The success of this dual approach validated our strategy: developers trust and implement our critical bug suggestions because they know each one represents with high probability a genuine problem that needs fixing, while still having the flexibility to maintain their team’s coding standards through configurable best practices.
Final thoughts: the power of scope constraint
This separation reflects a broader insight: sometimes the best strategy isn’t to create complex prioritization schemes or scoring systems – it’s to ruthlessly eliminate scope until you’re left with only what truly matters. This might seem counterintuitive in an era where AI promises to handle increasingly complex tasks.

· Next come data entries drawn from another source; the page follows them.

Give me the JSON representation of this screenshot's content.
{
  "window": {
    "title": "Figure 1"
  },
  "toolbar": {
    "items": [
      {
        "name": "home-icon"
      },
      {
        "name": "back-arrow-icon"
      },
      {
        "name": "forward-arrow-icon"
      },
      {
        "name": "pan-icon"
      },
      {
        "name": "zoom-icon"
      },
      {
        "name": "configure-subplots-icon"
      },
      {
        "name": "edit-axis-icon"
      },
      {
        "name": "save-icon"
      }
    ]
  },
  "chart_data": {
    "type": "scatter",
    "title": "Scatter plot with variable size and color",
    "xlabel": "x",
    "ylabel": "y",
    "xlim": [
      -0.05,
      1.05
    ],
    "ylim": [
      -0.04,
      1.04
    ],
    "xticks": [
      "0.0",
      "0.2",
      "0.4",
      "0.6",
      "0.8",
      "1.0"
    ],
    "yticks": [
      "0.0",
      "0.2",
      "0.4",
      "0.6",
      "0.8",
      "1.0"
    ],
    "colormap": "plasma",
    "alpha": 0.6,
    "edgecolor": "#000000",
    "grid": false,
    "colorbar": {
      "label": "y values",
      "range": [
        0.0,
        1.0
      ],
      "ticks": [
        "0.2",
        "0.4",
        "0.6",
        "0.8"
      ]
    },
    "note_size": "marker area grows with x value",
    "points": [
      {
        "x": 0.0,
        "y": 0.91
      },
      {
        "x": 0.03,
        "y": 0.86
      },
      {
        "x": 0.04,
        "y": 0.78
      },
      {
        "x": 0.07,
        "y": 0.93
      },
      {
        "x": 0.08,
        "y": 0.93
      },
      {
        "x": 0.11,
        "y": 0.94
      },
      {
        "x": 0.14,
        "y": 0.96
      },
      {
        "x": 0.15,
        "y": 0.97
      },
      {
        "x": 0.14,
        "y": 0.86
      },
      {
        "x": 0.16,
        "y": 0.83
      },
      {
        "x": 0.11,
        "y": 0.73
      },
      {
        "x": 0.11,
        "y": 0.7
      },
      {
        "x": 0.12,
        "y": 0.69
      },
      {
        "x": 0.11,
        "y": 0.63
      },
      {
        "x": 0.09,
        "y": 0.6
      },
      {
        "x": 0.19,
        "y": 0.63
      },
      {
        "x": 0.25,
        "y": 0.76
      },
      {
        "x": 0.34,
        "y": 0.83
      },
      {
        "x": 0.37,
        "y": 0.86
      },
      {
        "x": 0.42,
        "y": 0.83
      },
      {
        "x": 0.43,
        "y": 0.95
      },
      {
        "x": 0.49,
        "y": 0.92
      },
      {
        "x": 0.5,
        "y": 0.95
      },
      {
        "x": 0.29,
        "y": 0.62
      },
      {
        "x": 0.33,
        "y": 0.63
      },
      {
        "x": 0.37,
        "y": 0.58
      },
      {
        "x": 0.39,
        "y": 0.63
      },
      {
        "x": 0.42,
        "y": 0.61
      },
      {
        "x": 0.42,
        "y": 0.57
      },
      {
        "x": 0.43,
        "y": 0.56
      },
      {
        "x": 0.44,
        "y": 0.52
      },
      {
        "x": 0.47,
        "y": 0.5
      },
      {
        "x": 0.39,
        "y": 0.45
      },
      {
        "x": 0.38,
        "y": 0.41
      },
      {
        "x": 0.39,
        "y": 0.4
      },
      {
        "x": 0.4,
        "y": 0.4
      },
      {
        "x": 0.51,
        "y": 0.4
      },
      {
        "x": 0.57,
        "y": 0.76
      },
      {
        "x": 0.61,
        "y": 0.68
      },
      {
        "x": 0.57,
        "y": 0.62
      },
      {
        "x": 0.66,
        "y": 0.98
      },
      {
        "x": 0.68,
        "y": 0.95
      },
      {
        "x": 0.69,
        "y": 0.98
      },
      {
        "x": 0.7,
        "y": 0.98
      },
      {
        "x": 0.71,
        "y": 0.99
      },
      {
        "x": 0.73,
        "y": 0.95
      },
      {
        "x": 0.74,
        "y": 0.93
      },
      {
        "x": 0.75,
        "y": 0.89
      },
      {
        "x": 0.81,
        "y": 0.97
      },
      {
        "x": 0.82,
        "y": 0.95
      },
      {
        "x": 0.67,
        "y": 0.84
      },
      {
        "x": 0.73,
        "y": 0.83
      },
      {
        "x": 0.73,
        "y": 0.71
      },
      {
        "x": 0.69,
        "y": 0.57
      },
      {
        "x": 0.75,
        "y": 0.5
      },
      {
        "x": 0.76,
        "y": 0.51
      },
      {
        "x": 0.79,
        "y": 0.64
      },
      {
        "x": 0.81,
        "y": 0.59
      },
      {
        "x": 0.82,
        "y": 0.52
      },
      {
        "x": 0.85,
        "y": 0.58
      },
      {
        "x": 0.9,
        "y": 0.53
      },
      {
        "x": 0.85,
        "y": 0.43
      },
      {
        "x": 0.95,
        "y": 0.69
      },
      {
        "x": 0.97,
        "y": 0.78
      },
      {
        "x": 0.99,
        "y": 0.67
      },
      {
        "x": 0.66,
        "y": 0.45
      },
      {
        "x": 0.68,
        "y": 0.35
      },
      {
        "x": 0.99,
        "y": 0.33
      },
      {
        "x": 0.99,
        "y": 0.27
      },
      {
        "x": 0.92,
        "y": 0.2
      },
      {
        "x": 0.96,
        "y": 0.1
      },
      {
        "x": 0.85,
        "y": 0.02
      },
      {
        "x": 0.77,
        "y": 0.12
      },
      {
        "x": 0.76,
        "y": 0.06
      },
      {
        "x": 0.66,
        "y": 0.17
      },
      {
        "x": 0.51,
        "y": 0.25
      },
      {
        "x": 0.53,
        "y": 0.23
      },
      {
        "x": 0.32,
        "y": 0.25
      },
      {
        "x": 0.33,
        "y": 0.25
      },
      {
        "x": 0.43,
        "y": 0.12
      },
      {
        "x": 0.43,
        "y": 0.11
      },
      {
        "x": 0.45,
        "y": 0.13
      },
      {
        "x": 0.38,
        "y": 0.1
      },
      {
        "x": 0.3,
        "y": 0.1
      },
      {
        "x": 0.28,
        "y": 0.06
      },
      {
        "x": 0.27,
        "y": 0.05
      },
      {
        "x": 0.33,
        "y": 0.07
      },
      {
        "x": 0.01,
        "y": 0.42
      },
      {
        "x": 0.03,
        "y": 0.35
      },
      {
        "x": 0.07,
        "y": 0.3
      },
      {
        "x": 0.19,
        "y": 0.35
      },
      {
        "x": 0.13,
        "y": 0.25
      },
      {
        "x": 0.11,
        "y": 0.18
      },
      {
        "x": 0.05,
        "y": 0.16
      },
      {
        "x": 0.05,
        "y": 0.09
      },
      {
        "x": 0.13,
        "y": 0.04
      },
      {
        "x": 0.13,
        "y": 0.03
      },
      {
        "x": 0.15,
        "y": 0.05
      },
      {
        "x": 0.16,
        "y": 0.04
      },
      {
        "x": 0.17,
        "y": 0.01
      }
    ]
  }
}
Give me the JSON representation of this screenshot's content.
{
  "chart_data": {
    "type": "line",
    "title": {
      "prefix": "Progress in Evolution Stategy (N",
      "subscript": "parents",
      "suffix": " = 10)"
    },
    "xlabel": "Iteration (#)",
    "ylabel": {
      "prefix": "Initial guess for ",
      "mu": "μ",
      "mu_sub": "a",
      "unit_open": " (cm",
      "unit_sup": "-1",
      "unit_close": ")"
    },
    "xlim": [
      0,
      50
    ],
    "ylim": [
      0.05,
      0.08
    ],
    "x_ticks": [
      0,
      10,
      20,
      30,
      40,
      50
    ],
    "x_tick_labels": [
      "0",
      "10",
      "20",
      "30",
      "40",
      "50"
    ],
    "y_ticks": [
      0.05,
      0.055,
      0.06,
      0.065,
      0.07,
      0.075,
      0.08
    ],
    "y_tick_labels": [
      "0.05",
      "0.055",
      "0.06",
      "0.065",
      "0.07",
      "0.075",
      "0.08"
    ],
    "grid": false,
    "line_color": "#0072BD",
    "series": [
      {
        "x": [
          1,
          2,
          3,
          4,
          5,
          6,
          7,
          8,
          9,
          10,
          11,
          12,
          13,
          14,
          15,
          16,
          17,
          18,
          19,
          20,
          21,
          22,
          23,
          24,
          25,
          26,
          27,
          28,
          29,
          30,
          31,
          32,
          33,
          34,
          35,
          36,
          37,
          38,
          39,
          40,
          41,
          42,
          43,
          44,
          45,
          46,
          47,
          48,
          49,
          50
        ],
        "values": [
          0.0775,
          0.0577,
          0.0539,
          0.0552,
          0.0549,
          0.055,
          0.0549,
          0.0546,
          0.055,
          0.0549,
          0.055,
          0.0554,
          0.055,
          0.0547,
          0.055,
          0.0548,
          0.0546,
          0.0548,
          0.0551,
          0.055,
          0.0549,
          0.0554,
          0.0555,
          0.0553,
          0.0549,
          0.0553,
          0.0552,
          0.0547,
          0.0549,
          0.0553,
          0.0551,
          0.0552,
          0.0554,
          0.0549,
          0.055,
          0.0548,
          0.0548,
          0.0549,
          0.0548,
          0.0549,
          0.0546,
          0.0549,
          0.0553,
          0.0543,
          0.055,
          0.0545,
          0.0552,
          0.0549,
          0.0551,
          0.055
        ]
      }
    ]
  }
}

However, our experience suggests that the path to better AI assistance lies not in just adding more complexity, but in being more thoughtful about what we ask these systems to do in the first place.
The principle extends beyond just code review: Instead of trying to handle everything at once, we can try to handle important aspects well but separately. When working with LLMs, this focused approach yields better results than attempting to juggle multiple priorities simultaneously.